Skip it for tools that return data that must remain structured for downstream processing. If your agent's tool results are also used by non-LLM code that expects JSON, maintain the JSON for that path and only format for the LLM message content.

Install

pip install git+https://github.com/MukundaKatta/tool-output-format

# Or from PyPI
pip install tool-output-format

from tool_output_format import ToolOutputFormat

fmt = ToolOutputFormat()

def execute_and_format_tool(name: str, args: dict) -> str:
    try:
        raw_result = tools[name](**args)

        if isinstance(raw_result, list) and raw_result:
            if isinstance(raw_result[0], dict):
                # List of records -> formatted list
                return fmt.format_list(raw_result, title=f"{name} Results")
            else:
                # List of strings -> bullet list
                return "- " + "\n- ".join(str(item) for item in raw_result)

        elif isinstance(raw_result, dict):
            return fmt.format_dict(raw_result, title=name.replace('_', ' ').title())

        else:
            return str(raw_result)

    except Exception as e:
        return fmt.format_error(str(e), tool=name)
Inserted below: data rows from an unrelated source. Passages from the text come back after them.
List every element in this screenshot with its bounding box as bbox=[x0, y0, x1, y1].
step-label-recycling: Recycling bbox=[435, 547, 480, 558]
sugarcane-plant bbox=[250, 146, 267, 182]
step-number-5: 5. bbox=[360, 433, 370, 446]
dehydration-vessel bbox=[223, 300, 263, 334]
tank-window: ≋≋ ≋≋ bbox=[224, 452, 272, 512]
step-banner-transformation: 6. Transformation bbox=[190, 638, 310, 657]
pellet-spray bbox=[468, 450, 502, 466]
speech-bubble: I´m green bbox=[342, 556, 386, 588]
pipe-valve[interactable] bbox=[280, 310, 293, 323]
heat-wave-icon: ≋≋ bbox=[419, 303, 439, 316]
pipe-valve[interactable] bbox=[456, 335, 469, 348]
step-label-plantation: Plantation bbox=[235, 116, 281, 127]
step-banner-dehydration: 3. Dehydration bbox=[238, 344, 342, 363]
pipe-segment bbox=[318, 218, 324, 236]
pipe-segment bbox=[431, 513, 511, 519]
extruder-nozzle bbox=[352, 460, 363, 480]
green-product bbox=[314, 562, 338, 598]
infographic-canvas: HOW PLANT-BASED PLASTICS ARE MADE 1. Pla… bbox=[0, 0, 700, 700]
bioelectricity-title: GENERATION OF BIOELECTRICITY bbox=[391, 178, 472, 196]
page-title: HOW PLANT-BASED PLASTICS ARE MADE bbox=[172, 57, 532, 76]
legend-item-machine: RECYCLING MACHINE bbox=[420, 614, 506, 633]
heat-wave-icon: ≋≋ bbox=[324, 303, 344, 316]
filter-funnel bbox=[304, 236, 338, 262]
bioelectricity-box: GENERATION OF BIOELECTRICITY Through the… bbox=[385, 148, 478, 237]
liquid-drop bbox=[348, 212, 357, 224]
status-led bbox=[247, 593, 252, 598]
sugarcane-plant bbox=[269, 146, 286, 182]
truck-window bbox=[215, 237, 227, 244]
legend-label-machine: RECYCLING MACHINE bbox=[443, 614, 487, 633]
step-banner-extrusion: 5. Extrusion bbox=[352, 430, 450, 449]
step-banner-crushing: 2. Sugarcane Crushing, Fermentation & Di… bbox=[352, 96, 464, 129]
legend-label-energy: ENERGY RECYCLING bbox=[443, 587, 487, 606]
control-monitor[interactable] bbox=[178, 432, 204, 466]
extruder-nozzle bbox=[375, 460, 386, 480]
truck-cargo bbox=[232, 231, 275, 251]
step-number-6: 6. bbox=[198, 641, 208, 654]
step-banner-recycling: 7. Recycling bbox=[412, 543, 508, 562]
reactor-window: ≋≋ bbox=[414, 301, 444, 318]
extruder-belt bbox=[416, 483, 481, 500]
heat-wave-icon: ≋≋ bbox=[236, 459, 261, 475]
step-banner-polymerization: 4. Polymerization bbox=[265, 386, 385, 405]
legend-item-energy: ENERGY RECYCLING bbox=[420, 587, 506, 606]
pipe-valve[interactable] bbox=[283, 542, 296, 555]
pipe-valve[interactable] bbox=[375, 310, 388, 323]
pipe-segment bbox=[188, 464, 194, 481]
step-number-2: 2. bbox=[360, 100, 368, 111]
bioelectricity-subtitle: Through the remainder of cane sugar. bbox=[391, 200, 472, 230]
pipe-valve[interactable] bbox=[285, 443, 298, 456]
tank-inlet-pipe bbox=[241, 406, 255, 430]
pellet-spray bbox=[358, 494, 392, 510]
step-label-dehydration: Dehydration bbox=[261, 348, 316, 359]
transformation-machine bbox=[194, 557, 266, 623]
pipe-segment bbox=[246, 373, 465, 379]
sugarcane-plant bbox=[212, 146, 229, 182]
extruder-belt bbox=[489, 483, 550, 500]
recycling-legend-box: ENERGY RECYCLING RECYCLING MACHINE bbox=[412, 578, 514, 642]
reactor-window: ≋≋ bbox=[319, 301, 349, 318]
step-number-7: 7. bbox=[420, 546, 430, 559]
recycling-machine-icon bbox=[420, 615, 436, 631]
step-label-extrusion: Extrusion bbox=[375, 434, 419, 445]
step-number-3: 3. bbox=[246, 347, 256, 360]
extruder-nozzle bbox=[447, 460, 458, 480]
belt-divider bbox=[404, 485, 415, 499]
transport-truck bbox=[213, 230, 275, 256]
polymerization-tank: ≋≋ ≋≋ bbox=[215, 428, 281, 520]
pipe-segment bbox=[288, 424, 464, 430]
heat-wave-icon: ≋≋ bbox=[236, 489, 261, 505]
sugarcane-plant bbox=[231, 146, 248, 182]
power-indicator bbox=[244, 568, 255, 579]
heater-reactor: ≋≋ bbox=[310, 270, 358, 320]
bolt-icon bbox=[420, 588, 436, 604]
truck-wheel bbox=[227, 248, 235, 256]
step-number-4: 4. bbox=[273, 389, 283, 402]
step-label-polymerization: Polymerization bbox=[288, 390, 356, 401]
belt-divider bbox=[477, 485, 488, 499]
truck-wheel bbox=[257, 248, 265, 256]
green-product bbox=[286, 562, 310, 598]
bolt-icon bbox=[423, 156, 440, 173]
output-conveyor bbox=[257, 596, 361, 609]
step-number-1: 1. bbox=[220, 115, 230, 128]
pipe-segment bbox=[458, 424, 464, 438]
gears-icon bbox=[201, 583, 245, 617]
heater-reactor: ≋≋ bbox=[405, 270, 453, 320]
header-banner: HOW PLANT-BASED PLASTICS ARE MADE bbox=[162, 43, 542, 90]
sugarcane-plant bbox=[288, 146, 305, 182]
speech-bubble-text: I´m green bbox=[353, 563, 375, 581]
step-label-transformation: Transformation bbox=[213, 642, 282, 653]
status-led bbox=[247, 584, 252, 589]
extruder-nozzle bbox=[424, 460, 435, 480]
# In agent loop: tool result goes to model as formatted markdown
tool_result_message = {
    "type": "tool_result",
    "tool_use_id": block.id,
    "content": execute_and_format_tool(block.name, block.input),
}

Sibling Libraries

Library	What it solves
`llm-content-blocks`	Build typed content blocks for Anthropic messages
`tool-output-truncate`	Truncate oversized tool outputs before formatting
`agent-step-log`	Log both raw and formatted versions
`llm-prompt-compress`	Further reduce formatted output if still too large
`agent-message-sanitize`	Validate the formatted message structure

The output pipeline: tool-output-truncate for size limiting, tool-output-format for markdown rendering, llm-content-blocks for assembling the message structure.

What's Next

Auto-format detection: fmt.auto_format(result) that detects the shape of the result (list of dicts, single dict, list of strings, primitive) and chooses the appropriate formatter automatically. Reduces boilerplate in the tool dispatch layer.

Token budget mode: fmt.format_list(items, max_tokens=500) that automatically truncates the formatted output to fit within a token budget. This is more intelligent than tool-output-truncate because it can drop lower-priority fields rather than truncating at a hard character count.

Custom templates: fmt.register_template("search_results", template_string) for domain-specific output shapes. Some domains (code search, medical records, financial data) have specific formatting conventions that a generic markdown renderer does not capture.

Built as part of the agent-stack family: composable Python primitives for production LLM agents.